In an observational study, Strobl investigated the consequences of preoperative ECMO-use for the patient. She found out, that patients with ECMO-treatment before transplantation suffered significantly less rejection and thus survival was improved. It is possible that the ECMO device has a kind of recovery effect on the lungs. The immune system is not stimulated as actively and therefore does not turn against itself. This in turn improves the postoperative effects. In the patient groups without ECMO or with ECMO "only" during the operation the result was worse.
These observations lead to the hypothesis: Especially in patients with a critical/difficult preoperative course, the use of ECMO should be considered before surgery.

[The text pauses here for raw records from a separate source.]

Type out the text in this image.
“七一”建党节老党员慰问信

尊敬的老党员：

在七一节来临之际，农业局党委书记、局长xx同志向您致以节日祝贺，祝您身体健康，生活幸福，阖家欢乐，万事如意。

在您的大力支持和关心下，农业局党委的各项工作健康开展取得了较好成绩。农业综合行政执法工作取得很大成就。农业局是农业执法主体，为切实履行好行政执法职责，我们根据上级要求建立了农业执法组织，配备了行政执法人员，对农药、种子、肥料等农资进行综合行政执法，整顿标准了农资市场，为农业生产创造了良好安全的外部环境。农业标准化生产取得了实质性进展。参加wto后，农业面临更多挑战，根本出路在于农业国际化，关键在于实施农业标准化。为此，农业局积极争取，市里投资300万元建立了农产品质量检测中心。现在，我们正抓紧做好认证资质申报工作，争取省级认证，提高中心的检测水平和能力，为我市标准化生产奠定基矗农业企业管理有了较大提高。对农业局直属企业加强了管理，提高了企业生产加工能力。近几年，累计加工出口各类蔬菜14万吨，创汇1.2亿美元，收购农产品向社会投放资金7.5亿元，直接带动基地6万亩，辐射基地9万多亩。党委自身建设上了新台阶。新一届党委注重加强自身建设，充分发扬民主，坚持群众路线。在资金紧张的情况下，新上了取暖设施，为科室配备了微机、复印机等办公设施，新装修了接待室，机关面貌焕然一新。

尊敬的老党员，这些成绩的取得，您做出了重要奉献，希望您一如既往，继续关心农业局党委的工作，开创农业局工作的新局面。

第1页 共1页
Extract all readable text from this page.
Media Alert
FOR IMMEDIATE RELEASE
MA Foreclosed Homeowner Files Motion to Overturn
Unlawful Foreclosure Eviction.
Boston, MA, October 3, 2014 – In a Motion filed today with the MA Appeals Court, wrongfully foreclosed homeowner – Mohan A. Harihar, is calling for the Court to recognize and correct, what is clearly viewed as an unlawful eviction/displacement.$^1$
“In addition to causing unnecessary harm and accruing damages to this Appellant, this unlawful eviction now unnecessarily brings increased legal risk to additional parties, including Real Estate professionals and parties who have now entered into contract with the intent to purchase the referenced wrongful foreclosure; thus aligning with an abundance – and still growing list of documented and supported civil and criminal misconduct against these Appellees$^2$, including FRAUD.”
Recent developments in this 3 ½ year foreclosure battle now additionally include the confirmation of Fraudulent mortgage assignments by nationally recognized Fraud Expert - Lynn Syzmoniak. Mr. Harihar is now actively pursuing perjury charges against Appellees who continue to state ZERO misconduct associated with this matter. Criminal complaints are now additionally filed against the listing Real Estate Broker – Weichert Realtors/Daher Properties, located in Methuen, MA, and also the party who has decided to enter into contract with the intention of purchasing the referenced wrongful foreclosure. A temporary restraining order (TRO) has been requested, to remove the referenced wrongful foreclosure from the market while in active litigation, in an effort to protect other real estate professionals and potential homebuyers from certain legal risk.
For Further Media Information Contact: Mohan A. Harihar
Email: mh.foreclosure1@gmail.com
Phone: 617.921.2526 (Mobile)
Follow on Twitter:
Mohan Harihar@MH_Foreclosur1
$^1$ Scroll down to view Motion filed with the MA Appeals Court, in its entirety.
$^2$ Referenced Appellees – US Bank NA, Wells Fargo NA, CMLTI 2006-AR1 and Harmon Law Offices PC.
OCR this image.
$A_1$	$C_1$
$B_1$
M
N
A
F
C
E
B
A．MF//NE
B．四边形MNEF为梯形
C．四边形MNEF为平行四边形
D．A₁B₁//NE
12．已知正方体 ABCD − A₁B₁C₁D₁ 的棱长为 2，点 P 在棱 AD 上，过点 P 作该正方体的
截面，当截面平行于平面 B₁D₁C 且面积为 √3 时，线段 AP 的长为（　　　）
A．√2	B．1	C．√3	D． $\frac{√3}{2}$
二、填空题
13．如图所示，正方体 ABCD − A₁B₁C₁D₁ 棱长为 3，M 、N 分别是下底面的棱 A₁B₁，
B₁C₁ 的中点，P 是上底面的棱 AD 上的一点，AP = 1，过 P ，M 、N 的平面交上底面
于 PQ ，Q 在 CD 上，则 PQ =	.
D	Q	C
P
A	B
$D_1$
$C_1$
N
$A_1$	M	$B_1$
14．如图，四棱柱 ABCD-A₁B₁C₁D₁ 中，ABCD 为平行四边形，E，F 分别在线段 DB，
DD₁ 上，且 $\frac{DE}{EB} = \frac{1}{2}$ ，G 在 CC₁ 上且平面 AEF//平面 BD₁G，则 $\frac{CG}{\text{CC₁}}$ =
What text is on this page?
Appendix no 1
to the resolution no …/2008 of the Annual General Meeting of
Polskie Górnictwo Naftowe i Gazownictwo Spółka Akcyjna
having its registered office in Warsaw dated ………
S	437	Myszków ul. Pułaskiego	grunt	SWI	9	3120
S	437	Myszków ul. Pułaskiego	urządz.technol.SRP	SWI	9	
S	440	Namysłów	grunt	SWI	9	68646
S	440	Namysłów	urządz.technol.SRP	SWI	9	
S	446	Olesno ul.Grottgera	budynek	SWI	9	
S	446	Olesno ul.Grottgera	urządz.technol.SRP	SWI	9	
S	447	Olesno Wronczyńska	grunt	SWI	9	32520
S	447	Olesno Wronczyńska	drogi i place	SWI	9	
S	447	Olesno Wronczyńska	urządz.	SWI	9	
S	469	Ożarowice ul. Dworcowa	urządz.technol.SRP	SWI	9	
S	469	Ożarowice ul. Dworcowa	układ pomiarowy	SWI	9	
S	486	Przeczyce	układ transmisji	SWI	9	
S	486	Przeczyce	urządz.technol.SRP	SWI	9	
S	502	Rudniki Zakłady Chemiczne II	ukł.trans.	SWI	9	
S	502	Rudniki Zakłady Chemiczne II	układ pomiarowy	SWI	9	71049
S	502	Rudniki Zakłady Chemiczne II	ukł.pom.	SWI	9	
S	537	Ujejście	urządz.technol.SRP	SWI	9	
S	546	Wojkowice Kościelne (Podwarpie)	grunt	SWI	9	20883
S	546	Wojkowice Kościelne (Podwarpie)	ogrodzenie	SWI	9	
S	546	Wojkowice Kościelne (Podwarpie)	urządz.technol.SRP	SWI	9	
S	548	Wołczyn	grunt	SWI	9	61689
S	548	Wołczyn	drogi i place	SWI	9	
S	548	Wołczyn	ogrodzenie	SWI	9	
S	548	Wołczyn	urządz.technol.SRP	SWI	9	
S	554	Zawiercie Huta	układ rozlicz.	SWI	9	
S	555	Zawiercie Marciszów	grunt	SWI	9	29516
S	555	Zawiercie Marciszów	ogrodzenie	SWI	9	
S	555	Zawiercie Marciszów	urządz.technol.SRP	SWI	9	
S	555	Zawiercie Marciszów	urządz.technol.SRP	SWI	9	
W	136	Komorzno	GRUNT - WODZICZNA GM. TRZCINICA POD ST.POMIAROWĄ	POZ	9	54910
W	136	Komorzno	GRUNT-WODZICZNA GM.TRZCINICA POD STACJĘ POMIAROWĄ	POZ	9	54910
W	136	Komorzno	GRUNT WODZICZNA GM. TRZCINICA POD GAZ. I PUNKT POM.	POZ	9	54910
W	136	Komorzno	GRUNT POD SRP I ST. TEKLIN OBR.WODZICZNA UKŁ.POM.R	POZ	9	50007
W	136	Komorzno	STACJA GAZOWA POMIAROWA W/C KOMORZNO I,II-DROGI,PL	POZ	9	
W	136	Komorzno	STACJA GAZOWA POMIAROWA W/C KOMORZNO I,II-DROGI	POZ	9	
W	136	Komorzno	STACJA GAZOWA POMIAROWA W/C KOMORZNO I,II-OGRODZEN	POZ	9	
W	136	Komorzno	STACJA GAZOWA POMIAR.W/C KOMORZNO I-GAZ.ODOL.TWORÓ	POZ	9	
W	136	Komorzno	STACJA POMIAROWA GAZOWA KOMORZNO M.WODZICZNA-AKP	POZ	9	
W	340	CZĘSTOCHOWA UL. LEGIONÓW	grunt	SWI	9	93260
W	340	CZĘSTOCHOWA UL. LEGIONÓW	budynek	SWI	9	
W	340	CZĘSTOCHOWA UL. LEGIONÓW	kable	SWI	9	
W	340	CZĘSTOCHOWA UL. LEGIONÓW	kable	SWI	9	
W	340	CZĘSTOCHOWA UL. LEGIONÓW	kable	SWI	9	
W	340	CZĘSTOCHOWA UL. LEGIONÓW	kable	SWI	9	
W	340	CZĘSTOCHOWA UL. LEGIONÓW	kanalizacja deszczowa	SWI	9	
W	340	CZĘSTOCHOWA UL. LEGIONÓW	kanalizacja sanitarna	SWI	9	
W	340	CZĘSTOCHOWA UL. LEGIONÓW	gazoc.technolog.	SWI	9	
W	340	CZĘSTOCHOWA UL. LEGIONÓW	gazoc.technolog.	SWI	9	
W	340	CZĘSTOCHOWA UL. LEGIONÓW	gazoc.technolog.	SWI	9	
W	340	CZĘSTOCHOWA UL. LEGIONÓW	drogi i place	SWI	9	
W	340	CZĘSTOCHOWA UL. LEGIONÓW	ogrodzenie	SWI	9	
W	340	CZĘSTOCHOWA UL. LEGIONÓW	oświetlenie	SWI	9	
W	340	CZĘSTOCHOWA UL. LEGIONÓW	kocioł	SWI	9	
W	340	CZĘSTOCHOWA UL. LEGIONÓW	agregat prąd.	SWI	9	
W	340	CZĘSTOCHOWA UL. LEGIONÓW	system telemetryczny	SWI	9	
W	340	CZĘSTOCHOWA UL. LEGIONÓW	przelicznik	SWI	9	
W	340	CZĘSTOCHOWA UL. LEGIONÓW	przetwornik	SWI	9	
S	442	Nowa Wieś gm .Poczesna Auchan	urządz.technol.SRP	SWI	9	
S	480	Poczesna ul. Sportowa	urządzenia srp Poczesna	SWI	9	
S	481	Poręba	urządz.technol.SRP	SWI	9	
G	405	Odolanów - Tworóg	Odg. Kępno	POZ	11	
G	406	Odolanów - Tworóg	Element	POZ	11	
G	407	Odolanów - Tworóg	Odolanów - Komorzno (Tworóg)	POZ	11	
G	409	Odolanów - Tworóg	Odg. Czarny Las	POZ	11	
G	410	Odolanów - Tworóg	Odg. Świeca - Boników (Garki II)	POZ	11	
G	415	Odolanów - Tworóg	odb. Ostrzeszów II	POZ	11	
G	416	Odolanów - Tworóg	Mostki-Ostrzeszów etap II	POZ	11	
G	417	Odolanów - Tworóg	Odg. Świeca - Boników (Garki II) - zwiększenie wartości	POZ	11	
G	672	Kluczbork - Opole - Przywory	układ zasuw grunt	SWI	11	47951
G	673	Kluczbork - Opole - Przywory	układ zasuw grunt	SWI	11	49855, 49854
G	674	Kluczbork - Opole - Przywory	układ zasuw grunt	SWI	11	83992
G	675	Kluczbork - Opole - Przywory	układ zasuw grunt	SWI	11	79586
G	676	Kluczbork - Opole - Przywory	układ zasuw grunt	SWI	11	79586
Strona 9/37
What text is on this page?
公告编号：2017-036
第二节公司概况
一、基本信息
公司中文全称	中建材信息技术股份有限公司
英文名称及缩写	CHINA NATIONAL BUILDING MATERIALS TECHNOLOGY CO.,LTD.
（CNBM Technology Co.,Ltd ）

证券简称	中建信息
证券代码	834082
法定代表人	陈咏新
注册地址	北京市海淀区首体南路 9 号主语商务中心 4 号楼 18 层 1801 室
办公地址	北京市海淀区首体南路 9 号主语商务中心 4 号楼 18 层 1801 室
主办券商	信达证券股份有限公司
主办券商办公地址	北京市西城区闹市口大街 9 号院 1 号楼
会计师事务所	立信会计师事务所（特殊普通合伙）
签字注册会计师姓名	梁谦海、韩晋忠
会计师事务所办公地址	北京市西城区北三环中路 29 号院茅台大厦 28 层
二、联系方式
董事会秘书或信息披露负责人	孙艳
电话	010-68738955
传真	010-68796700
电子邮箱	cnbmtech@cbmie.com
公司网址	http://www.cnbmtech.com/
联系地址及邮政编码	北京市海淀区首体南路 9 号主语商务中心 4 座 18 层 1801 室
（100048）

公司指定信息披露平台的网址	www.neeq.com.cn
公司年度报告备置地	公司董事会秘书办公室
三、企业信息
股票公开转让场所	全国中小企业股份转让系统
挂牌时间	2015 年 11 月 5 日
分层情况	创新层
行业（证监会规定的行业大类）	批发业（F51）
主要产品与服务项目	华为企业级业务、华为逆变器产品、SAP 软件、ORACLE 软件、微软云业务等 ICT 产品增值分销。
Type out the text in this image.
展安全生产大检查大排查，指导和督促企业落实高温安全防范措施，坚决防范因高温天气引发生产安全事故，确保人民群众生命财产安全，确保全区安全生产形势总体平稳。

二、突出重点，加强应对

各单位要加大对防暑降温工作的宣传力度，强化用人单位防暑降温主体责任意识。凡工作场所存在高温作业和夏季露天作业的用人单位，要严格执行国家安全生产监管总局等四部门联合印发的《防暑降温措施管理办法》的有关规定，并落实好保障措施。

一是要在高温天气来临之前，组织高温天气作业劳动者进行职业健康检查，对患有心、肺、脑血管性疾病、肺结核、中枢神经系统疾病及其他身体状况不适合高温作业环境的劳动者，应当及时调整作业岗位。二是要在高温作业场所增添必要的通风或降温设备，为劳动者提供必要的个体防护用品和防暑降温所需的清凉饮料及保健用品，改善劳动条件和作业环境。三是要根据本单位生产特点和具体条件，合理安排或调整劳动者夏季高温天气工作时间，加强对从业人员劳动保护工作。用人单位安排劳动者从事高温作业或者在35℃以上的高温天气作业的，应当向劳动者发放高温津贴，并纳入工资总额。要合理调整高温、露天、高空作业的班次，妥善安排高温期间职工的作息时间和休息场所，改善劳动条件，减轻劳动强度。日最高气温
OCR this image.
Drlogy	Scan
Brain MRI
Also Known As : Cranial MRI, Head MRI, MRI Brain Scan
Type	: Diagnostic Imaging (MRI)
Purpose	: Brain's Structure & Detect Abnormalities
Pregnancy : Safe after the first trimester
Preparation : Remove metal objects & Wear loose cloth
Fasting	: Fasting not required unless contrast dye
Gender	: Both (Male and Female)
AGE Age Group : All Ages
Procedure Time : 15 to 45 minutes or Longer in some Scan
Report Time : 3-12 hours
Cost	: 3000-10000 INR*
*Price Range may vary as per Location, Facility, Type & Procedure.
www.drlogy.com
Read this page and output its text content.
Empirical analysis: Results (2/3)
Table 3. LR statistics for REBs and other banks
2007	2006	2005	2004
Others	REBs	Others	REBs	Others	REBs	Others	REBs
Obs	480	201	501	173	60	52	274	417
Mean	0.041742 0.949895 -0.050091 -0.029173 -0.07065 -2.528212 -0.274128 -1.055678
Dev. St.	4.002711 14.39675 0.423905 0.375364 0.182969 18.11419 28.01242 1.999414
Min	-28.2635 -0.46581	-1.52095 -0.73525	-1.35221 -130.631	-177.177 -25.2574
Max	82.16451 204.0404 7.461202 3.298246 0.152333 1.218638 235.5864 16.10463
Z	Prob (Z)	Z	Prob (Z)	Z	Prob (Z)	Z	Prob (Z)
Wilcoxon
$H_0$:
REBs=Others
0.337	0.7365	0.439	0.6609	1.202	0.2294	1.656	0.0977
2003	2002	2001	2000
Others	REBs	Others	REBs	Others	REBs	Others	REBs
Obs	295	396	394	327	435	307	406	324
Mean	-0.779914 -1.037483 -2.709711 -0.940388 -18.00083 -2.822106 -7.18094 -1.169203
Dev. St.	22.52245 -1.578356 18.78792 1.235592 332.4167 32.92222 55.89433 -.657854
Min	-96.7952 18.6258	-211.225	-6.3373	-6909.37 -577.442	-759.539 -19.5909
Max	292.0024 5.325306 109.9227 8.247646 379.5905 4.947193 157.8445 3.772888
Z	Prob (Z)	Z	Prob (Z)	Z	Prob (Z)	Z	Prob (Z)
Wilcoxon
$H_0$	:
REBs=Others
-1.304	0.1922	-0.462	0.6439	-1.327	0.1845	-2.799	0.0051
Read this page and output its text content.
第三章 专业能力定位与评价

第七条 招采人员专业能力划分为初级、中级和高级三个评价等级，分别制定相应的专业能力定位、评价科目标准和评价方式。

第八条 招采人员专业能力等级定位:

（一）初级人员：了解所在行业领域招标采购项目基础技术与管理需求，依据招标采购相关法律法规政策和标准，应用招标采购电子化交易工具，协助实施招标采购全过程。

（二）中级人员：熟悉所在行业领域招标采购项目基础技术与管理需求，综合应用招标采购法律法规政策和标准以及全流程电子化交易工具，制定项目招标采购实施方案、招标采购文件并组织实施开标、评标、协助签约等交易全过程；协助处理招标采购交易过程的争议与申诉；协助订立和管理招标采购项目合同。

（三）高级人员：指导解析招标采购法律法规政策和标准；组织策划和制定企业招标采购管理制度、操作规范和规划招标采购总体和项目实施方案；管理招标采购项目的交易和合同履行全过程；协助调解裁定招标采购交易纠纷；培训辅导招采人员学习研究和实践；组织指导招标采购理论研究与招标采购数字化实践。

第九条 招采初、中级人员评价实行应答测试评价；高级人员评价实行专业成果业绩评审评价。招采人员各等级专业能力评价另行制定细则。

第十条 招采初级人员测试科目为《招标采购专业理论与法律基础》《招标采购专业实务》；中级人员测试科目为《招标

For this work Nicole Strobl was awarded the Research Prize at the Congress of Thoracic Surgeons in Germany, Austria and Switzerland in 2019.
Her colleague Laura Riederer, whose work was also nominated for this research award, pursues another factor that reduces the chance of survival of lung transplant patients: the cytomegalovirus (CMV).
About 60% of the general population are asymptomatic carriers. However, infection with the virus is particularly harmful for patients with a weakened immune system; for example, when the immunological reaction of patients is suppressed after transplantation to protect them from rejection. The body's own defence cells then constantly deal with the virus and the immune system remains stimulated. This often leads to acutely life-threatening episodes of disease with clinically serious consequences.
CMV as a promoter of rejection reactions?
Against this background, Laura Riederer is mainly investigating the alterations in different immune cell populations caused by CMV infection in patients and the effects on the postoperative course. She found out that patients with CMV suffer more often from acute and chronic rejection episodes and show a worse survival compared to patients without viral disease. In the long term, significant changes were observed in different cell types of the immune system.
Interestingly, the first infections caused by CMV occurred very early in the examined patients, within 90 days after lung transplantation. In contrast, cellular changes only became visible with a delay of nine months. These findings were also the subject of a highlight presentation at the DZL Annual Meeting in early 2020.
Identifying high-risk patients earlier and improving therapy
The findings from both studies of the doctoral students raise important questions: Which immunological changes are essential in order to better identify high-risk patients and to be able to use drug therapy after lung transplantation in a more targeted way in the future? Answering these questions will be the next steps in lung research in this field.